Le tableau intitulé Fenêtre ne représente pas une fenêtre, il se borne à en suggérer l’idée. Il introduit le spectateur dans un monde qui le déstabilise. La fenêtre est un thème que les peintres ont souvent exploité, car il permet de joindre la représentation de l’intimité à celle de la nature. Matisse et Bonnard, parmi bien d’autres, s’en étaient fait une spécialité. Jessica Peters emploie le reflet pour susciter une confusion entre l’intérieur et l’extérieur. Le plâtre, gonflé par l’humidité, se dégrade sur le mur d’un appartement abandonné, comme le montre la texture granuleuse de la peinture. Mais la pièce ne devrait pas être visible, puisque les stores verticaux, peints en hard edge, sont apparemment fermés. Le triangle qui se découpe sur le mur pourrait être la trace de la hotte de la cuisine, tandis qu’un rectangle blanc semble le reflet de la fenêtre d’une maison située de l’autre côté de la rue. Cette composition joue sur l’ombre et la lumière dans un magnifique camaïeu de beige.

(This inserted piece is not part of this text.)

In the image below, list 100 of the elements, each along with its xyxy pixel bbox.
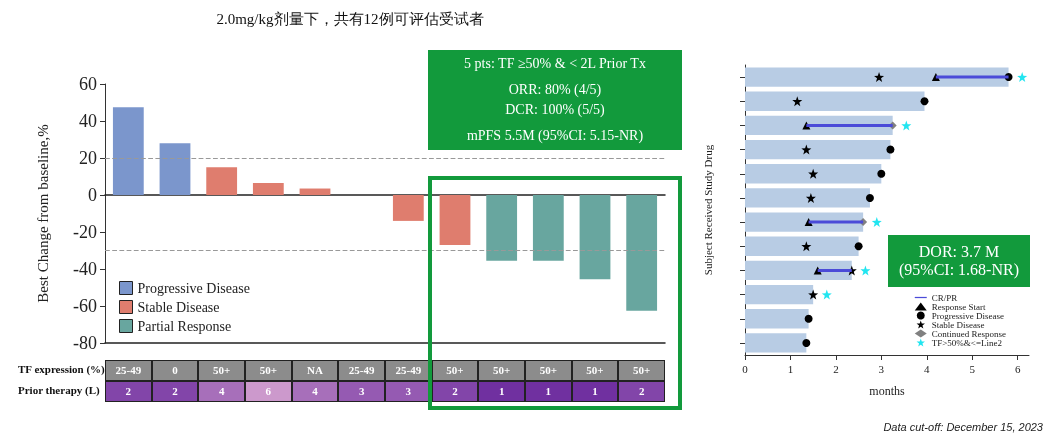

C’est la réflexion sur l’eau qui est pour Jessica Peters le point de départ de la création de Piscine. Voici que le spectateur est placé devant le plongeoir. Une invitation à sauter ? Mais, le reflet d’une montagne, qui n’est pas représentée dans l’œuvre, est si précis qu’il craindrait de s’écraser sur les rochers. Seule une surface texturée terre d’ombre, en haut du tableau, rappelle la proximité de l’original. Le bleu de Prusse transparent de l’eau contraste de façon parfaite avec le rouge sombre du bord de la piscine.

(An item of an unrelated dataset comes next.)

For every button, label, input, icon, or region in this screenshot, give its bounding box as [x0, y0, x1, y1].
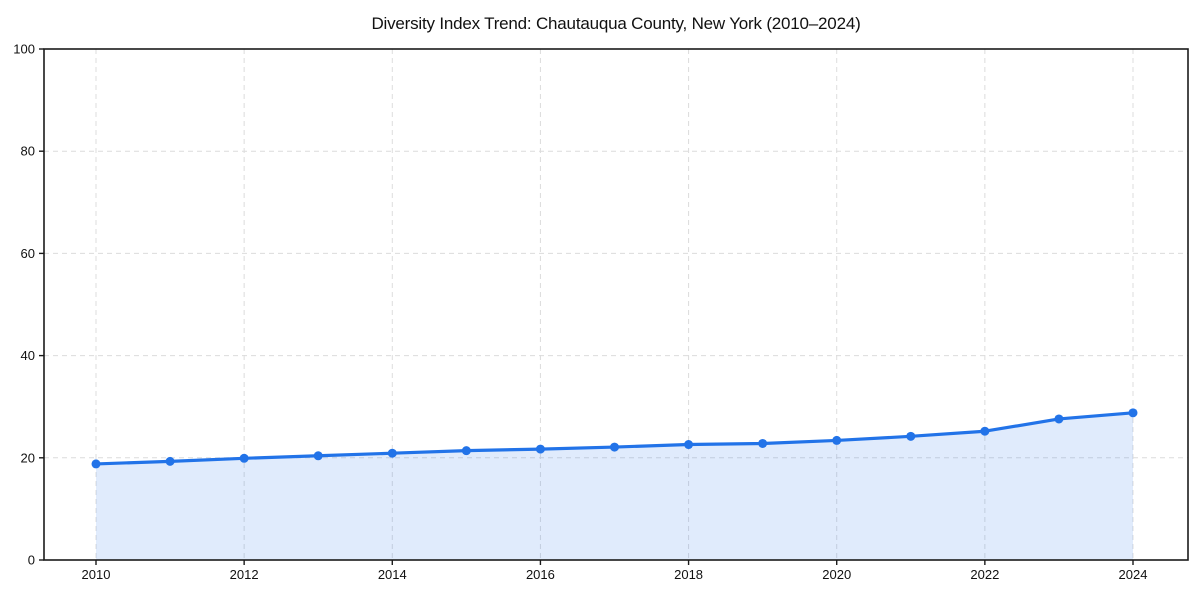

Dans la toile intitulée Reflet, l’artiste a travaillé à partir du reflet qui se produit sur l’eau en mouvement, tel qu’il peut apparaître à la surface d’une rivière entre des berges verdoyantes. Formes et couleurs se mélangent comme dans le papier marbré que l’on obtient en versant de façon aléatoire des pigments dans une cuvette remplie de liquide. Le reflet devient plus sombre derrière des barres verticales qui ressemblent à une barrière à claire voie. Au premier plan, une large plaque, dont les rayures grises et blanches peuvent faire penser à celles qui ont fait la célébrité de Daniel Buren, semble en quête du point de fuite.
Le tableau Sans titre confirme le sens abstrait qui est primordial dans les œuvres de Jessica Peters. Un pseudo pont de bois qui se dirige vers la ligne d’horizon bute sur une barre terre de Sienne striée. Plus haut, s’étend une vaste étendue de reflets mouvants multicolores interrompue par une barre, plus large que la première, qui évoque un champ prêt à être ensemencé. Au-dessus, entre deux montants noirs, une grande surface gris clair sur laquelle flottent des touches blanches.

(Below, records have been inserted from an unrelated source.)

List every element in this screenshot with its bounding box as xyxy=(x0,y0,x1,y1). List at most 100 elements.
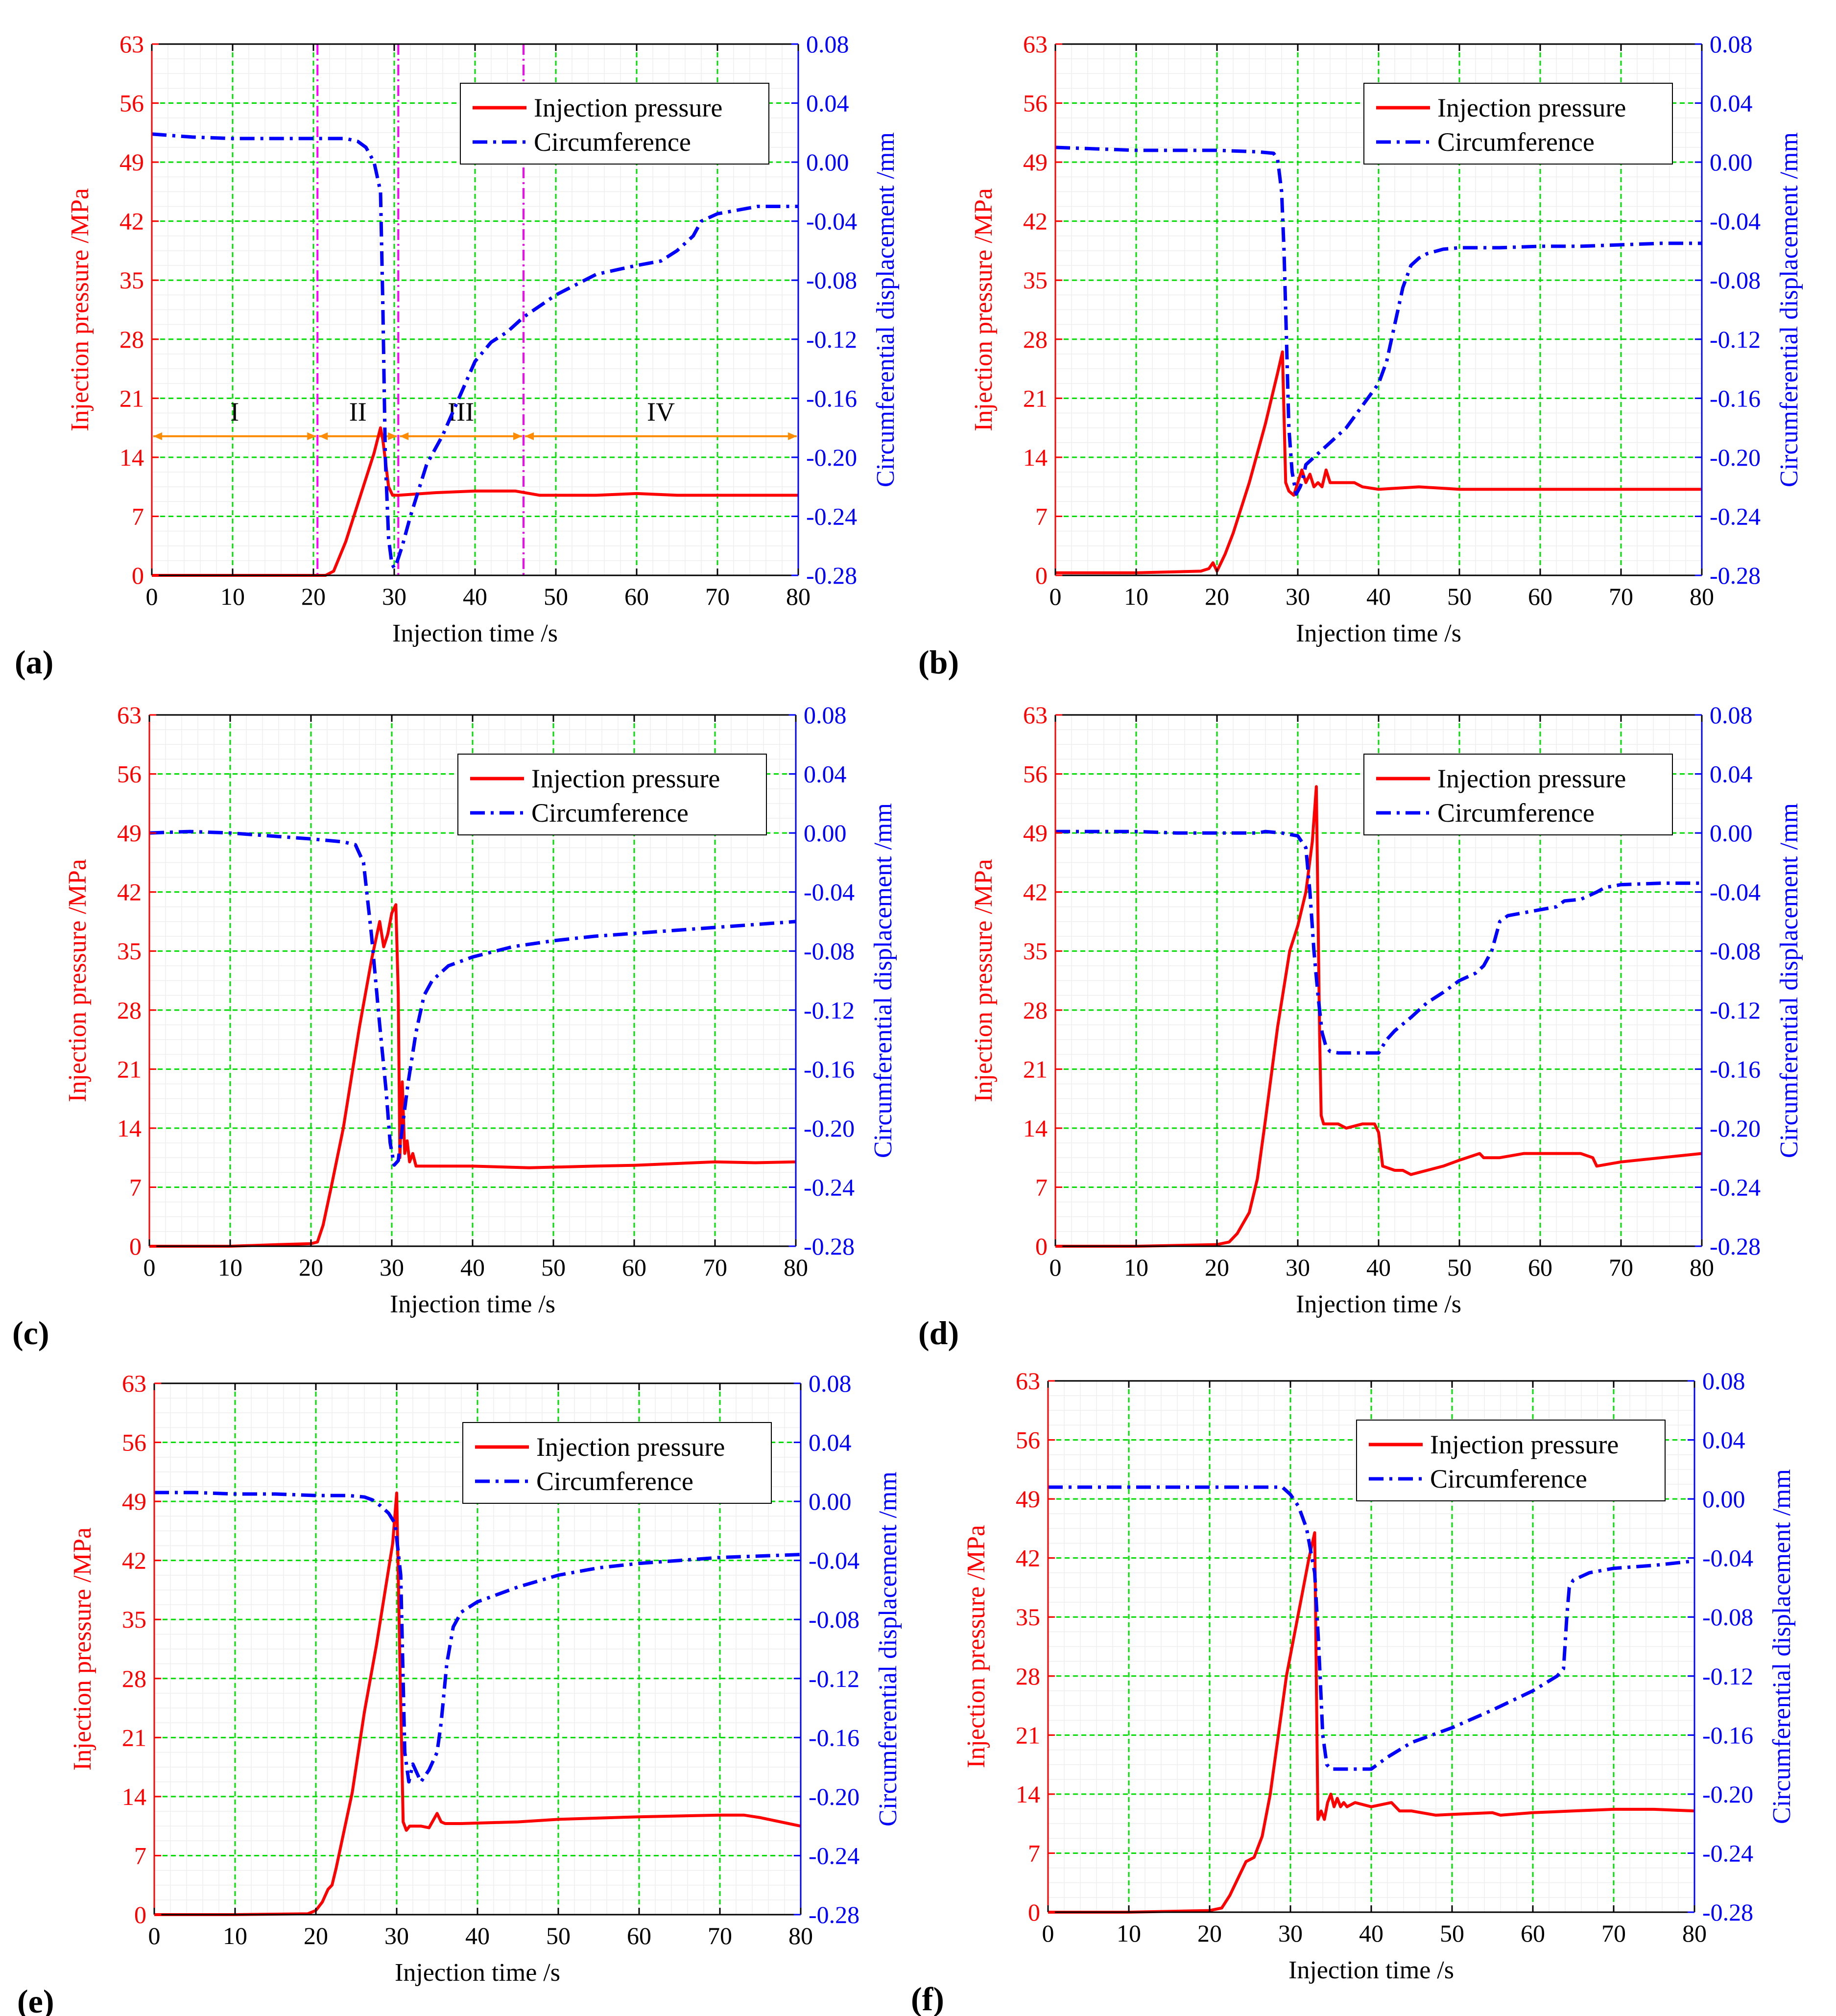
y-tick-label: 49 xyxy=(122,1488,146,1515)
y-tick-label: 0 xyxy=(1035,562,1048,589)
y-tick-label: 49 xyxy=(119,148,144,176)
y2-tick-label: -0.28 xyxy=(804,1233,855,1260)
pressure-series-line xyxy=(1055,350,1702,574)
y2-axis-title: Circumferential displacement /mm xyxy=(1775,132,1803,487)
y-tick-label: 63 xyxy=(119,30,144,58)
y2-tick-label: -0.08 xyxy=(1710,266,1761,294)
y2-tick-label: 0.04 xyxy=(1710,760,1753,788)
x-tick-label: 70 xyxy=(1609,583,1633,610)
y2-tick-label: 0.08 xyxy=(806,30,849,58)
y-tick-label: 7 xyxy=(1028,1839,1040,1867)
y-tick-label: 14 xyxy=(1023,1115,1048,1142)
y-tick-label: 28 xyxy=(1016,1662,1040,1690)
y-axis-title: Injection pressure /MPa xyxy=(64,859,92,1102)
y2-tick-label: -0.12 xyxy=(806,326,857,353)
y2-tick-label: -0.24 xyxy=(1710,502,1761,530)
legend: Injection pressure Circumference xyxy=(460,83,769,165)
y2-tick-label: 0.04 xyxy=(806,90,849,117)
y-axis-title: Injection pressure /MPa xyxy=(66,188,94,431)
y2-tick-label: 0.08 xyxy=(809,1370,852,1397)
x-tick-label: 60 xyxy=(1528,583,1552,610)
legend-label-pressure: Injection pressure xyxy=(1430,1430,1619,1459)
y2-axis-title: Circumferential displacement /mm xyxy=(869,803,897,1158)
y-tick-label: 35 xyxy=(122,1606,146,1633)
y-axis-title: Injection pressure /MPa xyxy=(970,859,998,1102)
x-axis-title: Injection time /s xyxy=(390,1290,555,1318)
stage-label-II: II xyxy=(349,397,367,427)
x-tick-label: 70 xyxy=(703,1254,727,1281)
legend-label-circumference: Circumference xyxy=(536,1467,693,1496)
x-tick-label: 40 xyxy=(465,1922,490,1949)
stage-arrowhead-left xyxy=(153,432,162,440)
y-tick-label: 28 xyxy=(119,326,144,353)
y-tick-label: 7 xyxy=(132,502,144,530)
x-tick-label: 80 xyxy=(1690,583,1714,610)
x-tick-label: 80 xyxy=(1682,1920,1707,1947)
legend-label-circumference: Circumference xyxy=(534,127,691,157)
chart-panel-2: 0 10 20 30 40 50 60 70 80 0 7 14 21 28 35 42 49 56 63 -0.28… xyxy=(918,30,1803,681)
major-grid xyxy=(154,1383,801,1915)
x-tick-label: 40 xyxy=(1366,583,1391,610)
legend-label-circumference: Circumference xyxy=(1437,127,1595,157)
x-tick-label: 10 xyxy=(1124,583,1148,610)
y2-axis-title: Circumferential displacement /mm xyxy=(874,1471,902,1826)
y2-tick-label: -0.04 xyxy=(809,1547,859,1574)
x-tick-label: 70 xyxy=(1609,1254,1633,1281)
stage-arrowhead-right xyxy=(307,432,316,440)
x-tick-label: 30 xyxy=(1286,1254,1310,1281)
y-tick-label: 42 xyxy=(122,1547,146,1574)
y-tick-label: 49 xyxy=(1016,1485,1040,1513)
x-tick-label: 30 xyxy=(1278,1920,1303,1947)
y-tick-label: 14 xyxy=(1016,1780,1040,1808)
y2-tick-label: -0.20 xyxy=(806,444,857,471)
y-axis-title: Injection pressure /MPa xyxy=(970,188,998,431)
x-tick-label: 20 xyxy=(299,1254,323,1281)
x-tick-label: 40 xyxy=(460,1254,485,1281)
y2-tick-label: -0.20 xyxy=(809,1783,859,1810)
y-tick-label: 35 xyxy=(117,937,142,965)
legend: Injection pressure Circumference xyxy=(1363,754,1673,835)
circumference-series-line xyxy=(1055,145,1702,496)
y-tick-label: 21 xyxy=(117,1055,142,1083)
y-tick-label: 7 xyxy=(129,1173,142,1201)
y2-tick-label: -0.08 xyxy=(1702,1603,1753,1631)
legend-label-pressure: Injection pressure xyxy=(1437,93,1626,122)
y-tick-label: 21 xyxy=(1023,1055,1048,1083)
y2-tick-label: 0.04 xyxy=(1710,90,1753,117)
x-tick-label: 30 xyxy=(382,583,406,610)
y-tick-label: 35 xyxy=(1023,266,1048,294)
y-tick-label: 0 xyxy=(1035,1233,1048,1260)
y-tick-label: 63 xyxy=(1023,30,1048,58)
y2-tick-label: 0.00 xyxy=(804,819,847,847)
stage-label-IV: IV xyxy=(647,397,675,427)
legend-box xyxy=(460,83,769,165)
y2-tick-label: -0.16 xyxy=(809,1724,859,1751)
y2-tick-label: -0.04 xyxy=(804,878,855,906)
legend-label-circumference: Circumference xyxy=(1437,798,1595,828)
x-axis-title: Injection time /s xyxy=(395,1959,560,1987)
x-tick-label: 0 xyxy=(1049,1254,1062,1281)
stage-label-III: III xyxy=(448,397,474,427)
x-axis-title: Injection time /s xyxy=(1288,1956,1454,1984)
y-tick-label: 56 xyxy=(122,1429,146,1456)
major-grid xyxy=(1048,1381,1694,1912)
y2-tick-label: -0.28 xyxy=(1710,1233,1761,1260)
x-tick-label: 0 xyxy=(1042,1920,1054,1947)
y2-tick-label: -0.16 xyxy=(804,1055,855,1083)
panel-label: (e) xyxy=(17,1983,54,2016)
legend-box xyxy=(1363,754,1673,835)
x-axis-title: Injection time /s xyxy=(1296,619,1461,647)
stage-arrowhead-left xyxy=(525,432,534,440)
x-tick-label: 50 xyxy=(1447,1254,1472,1281)
x-tick-label: 50 xyxy=(541,1254,566,1281)
pressure-series-line xyxy=(1048,1531,1695,1914)
y2-tick-label: -0.08 xyxy=(1710,937,1761,965)
y-tick-label: 28 xyxy=(1023,996,1048,1024)
y-tick-label: 35 xyxy=(1016,1603,1040,1631)
major-grid xyxy=(1055,715,1702,1246)
circumference-series-line xyxy=(1048,1485,1695,1771)
y2-tick-label: -0.08 xyxy=(809,1606,859,1633)
panel-label: (c) xyxy=(12,1314,49,1352)
x-tick-label: 40 xyxy=(1359,1920,1383,1947)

La peintre intègre la perspective comme un leurre pour faire croire au spectateur qu’il se trouve devant un environnement familier. Puis elle l’amène progressivement à découvrir qu’il fait face à un univers qui n’obéit qu’à ses propres règles. Le sujet des œuvres de Jessica Peters est en fait le tableau ; sa composition, d’ailleurs, s’appuie sur une structure géométrique et sert la matérialité du médium qu’elle utilise : l’acrylique et la peinture aérosol. Elle obtient ainsi des contrastes entre des surfaces lisses et des parties texturées qui suscitent irrésistiblement le désir haptique. L’artiste invente ainsi sans cesse d’autres espèces d’espaces qui s’éloignent de plus en plus du monde qu’elle a observé.